Tschechien: Müssen auf jedes Szenario vorbereitet sein

Die Lieferung von russischem Transitgas laufe nach wie vor plangemäß, hieß es am Mittwoch unter anderem auch aus Ungarn. Die ausbleibenden Gaslieferungen für Bulgarien würden nicht zugleich einen Stopp des Gastransits durch Bulgarien bedeuten, so der ungarische Außenminister Peter Szijjarto.
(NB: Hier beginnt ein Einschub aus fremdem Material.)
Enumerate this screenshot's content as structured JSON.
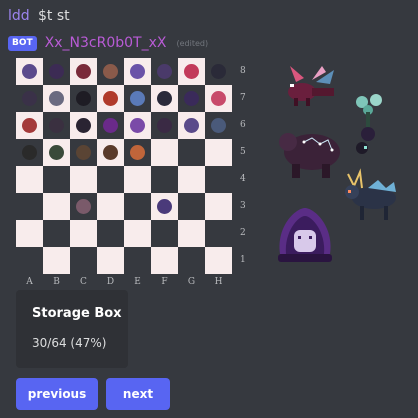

Auch in Tschechien liegen nach Regierungsangaben bisher keine Anzeichen oder Informationen für eine Unterbrechung seiner Gasversorgung vor. Allerdings müsse man auf jedes Szenario vorbereitet sein, nachdem Russland erklärt habe, die Belieferung Polens und Bulgariens gestoppt zu haben, sagte Ministerpräsident Petr Fiala.

„Müssen Speicher füllen“

Auch der deutsche Energiekonzern Uniper erwartet derzeit keine Einschränkungen für Lieferungen nach Deutschland. Die deutsche Gaswirtschaft schlug dennoch Alarm. „Wir müssen jetzt Gas sparen, damit wir im Winter genug haben“, sagte der Chef des Verbandes Zukunft Gas, Timm Kehler, am Mittwoch per Aussendung.

Die Märkte hätten bereits mit Preissprüngen reagiert. Der Lieferstopp für Polen und Bulgarien zeige, dass die Lieferung tatsächlich zum Spielball des politischen Kalküls von Russland geworden sei. Offenbar wolle Russland die Speicherfüllung für den nächsten Winter in den Mittelpunkt der Diskussion rücken und den Westen so herausfordern.

Nur erster „Vorgeschmack“?

Nach Ansicht des Energieexperten Simone Tagliapietra vom Brüsseler Wirtschaftsinstitut Bruegel ist der Lieferstopp ein Wendepunkt in den Energiebeziehungen zu Russland. „Und sie könnte ein Vorgeschmack auf ähnliche Schritte gegen andere europäische Länder in den kommenden Wochen sein.“ Die europäischen Regierungen müssten Notfallmaßnahmen ergreifen, um die Versorgungssicherheit zu gewährleisten. „Jede Milliarde Kubikmeter Gas, die nicht verbraucht wird, ist jetzt wichtig.“

Vor dem Hintergrund des russischen Krieges gegen die Ukraine versucht der Westen, seine Abhängigkeit von russischen Energielieferungen zu verringern. Ein sofortiges Öl- und Gasembargo lehnen Österreich, Deutschland und andere Staaten aus Furcht vor schweren wirtschaftlichen Schäden ab. Österreich bezieht 80 Prozent der Gasimporte aus Russland und kann kurzfristig nicht ohne große Probleme für die Wirtschaft darauf verzichten.